Rekomendasi untuk pemerintah
Pengadilan Rakyat Internasional 1965 menurut rencana akan
membuahkan rekomendasi yang diserahkan kepada pemerintah Indonesia. Puri
berharap pemerintah nantinya menindaklanjuti rekomendasi tersebut dan
menggunakannya sebagai pijakan penyelesaian kasus 1965.
Perihal isi rekomendasi itu, menurut Puri, baru akan
diketahui pada Jumat mendatang, saat Pengadilan Rakyat Internasional 1965 resmi
berakhir.
"Sekarang sedang dibuktikan apakah ada pelanggaran hak asasi," katanya.

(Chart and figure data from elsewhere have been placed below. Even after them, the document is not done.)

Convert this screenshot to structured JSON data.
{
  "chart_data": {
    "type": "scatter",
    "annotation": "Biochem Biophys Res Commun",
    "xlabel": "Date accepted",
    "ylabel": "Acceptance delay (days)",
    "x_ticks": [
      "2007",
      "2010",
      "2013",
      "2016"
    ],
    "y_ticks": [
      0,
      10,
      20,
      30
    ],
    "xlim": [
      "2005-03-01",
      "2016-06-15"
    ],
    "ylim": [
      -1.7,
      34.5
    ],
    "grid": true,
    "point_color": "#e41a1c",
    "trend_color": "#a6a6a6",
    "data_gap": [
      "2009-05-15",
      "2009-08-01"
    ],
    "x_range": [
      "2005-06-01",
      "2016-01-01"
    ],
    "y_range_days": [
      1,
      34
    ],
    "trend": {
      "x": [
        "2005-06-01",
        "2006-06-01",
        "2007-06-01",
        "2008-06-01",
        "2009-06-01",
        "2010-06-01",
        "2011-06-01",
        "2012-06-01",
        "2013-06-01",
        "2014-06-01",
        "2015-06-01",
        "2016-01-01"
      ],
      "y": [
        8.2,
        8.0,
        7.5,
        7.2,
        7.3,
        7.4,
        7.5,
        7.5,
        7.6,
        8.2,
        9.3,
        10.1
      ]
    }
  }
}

Pengadilan IPT 1965 di Den Haag sendiri bukanlah
pengadilan rakyat pertama yang digelar. Pada 16-18 Juli lalu, pengadilan serupa
digelar di Washington, DC, Amerika Serikat, yang menyasar Presiden Filipina
Benigno Aquino III dan pemerintah Amerika Serikat atas pelanggaran HAM terhadap
rakyat Filipina.
Setahun sebelumnya, pada Januari 2014, sidang serupa juga
dihelat di Fakultas Hukum Universitas Columbia, Amerika Serikat. Pengadilan
rakyat ini mendakwa pemerintah Amerika Serikat, Perancis, Inggris, Italia,
Kanada, dan sekutu NATO atas kejahatan perang dan pelanggaran HAM terhadap
rakyat Libya, Pantai Gading, Zimbabwe dan Haiti.